Vincent (Reda Kateb) vient de laisser
partir Gaëlle (Agathe Bonitzer), qu'il séquestrait depuis plusieurs années dans
le sous-sol de sa maison. La jeune fille avait été enlevée devant son école
alors qu'elle était enfant, elle a donc vécu captive ses "années de
formation" et voilà qu'elle retrouve, toute jeune femme, le monde
extérieur. Les parents (Jacques Bonnafé et Noémie Lvovsky) tellement brisés par
le kidnapping qu'elle est obligée de leur répéter qu'elle est bien vivante.
L'ancien camarade de classe dont la vie s'est poursuivie, et à côté duquel
l'étrangeté de sa propre expérience éclate d'autant plus. La psy (Hélène
Fillières) qui attend patiemment le récit des inévitables sévices. Tous avec
leurs idées sur ce qui s'est passé, le jour de l'enlèvement et depuis, tous
avec leurs questions qu'elle esquive. Elle se rend compte qu'elle ne peut plus
être vue que comme la protagoniste d'un faits-divers, une rescapée, qu'elle
n'est plus envisagée qu'au travers de ce prisme-là....

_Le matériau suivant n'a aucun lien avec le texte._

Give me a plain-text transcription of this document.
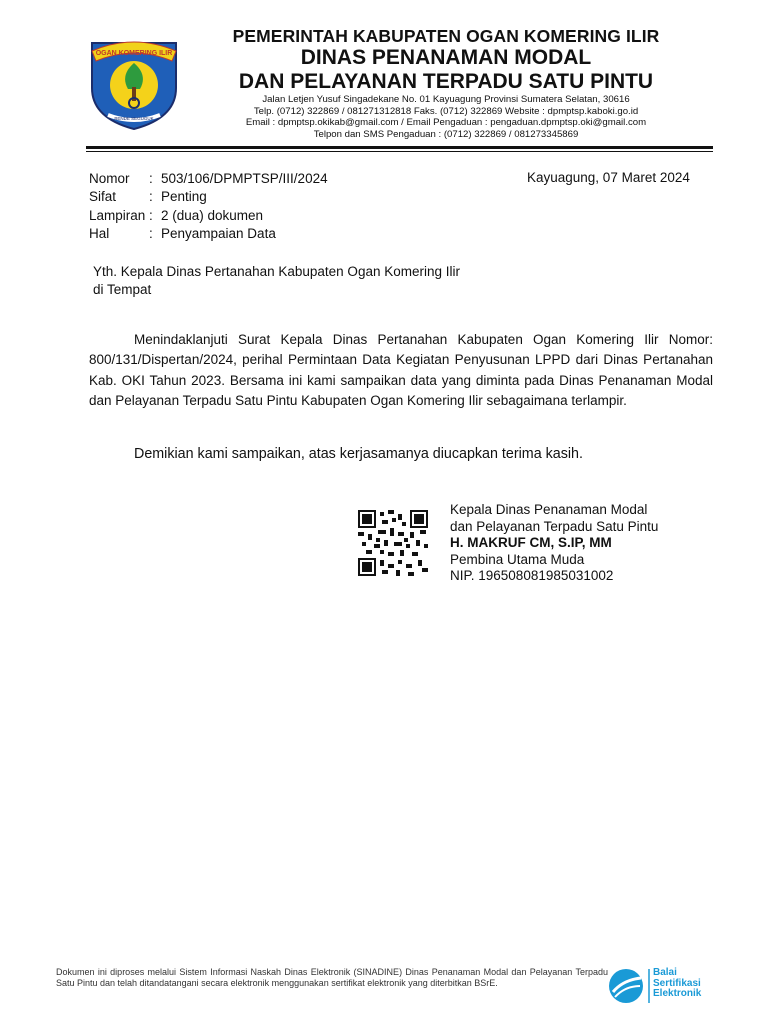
OGAN KOMERING ILIR
BENDE SEGUGUK
PEMERINTAH KABUPATEN OGAN KOMERING ILIR
DINAS PENANAMAN MODAL
DAN PELAYANAN TERPADU SATU PINTU
Jalan Letjen Yusuf Singadekane No. 01 Kayuagung Provinsi Sumatera Selatan, 30616
Telp. (0712) 322869 / 081271312818 Faks. (0712) 322869 Website : dpmptsp.kaboki.go.id
Email : dpmptsp.okikab@gmail.com / Email Pengaduan : pengaduan.dpmptsp.oki@gmail.com
Telpon dan SMS Pengaduan : (0712) 322869 / 081273345869
Nomor	: 503/106/DPMPTSP/III/2024
Sifat	: Penting
Lampiran : 2 (dua) dokumen
Hal	: Penyampaian Data
Kayuagung, 07 Maret 2024
Yth. Kepala Dinas Pertanahan Kabupaten Ogan Komering Ilir
di Tempat
Menindaklanjuti Surat Kepala Dinas Pertanahan Kabupaten Ogan Komering Ilir Nomor: 800/131/Dispertan/2024, perihal Permintaan Data Kegiatan Penyusunan LPPD dari Dinas Pertanahan Kab. OKI Tahun 2023. Bersama ini kami sampaikan data yang diminta pada Dinas Penanaman Modal dan Pelayanan Terpadu Satu Pintu Kabupaten Ogan Komering Ilir sebagaimana terlampir.
Demikian kami sampaikan, atas kerjasamanya diucapkan terima kasih.
Kepala Dinas Penanaman Modal
dan Pelayanan Terpadu Satu Pintu
H. MAKRUF CM, S.IP, MM
Pembina Utama Muda
NIP. 196508081985031002
Dokumen ini diproses melalui Sistem Informasi Naskah Dinas Elektronik (SINADINE) Dinas Penanaman Modal dan Pelayanan Terpadu Satu Pintu dan telah ditandatangani secara elektronik menggunakan sertifikat elektronik yang diterbitkan BSrE.
Balai
Sertifikasi
Elektronik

Cet "après" vu par les yeux de
Gaëlle contraste avec l'"avant" de la captivité, qui nous est montré
en flash-back désordonnés, au gré des
souvenirs (nostalgiques? traumatiques?) de la jeune fille. Les attentions de
Vincent, soucieux de lui procurer tout ce qu'elle désire, ses accès de colère
subits. Ses promesses de ne jamais lui faire de mal (tenues, pour ce qui nous
en est montré). Les vêtements constellés de motifs enfantins dont il l'habille,
leur complicité autour d'une phrase relevée dans un roman ou un film. Les
lunettes qu'il veut lui acheter en imitant ses défauts de vision à elle.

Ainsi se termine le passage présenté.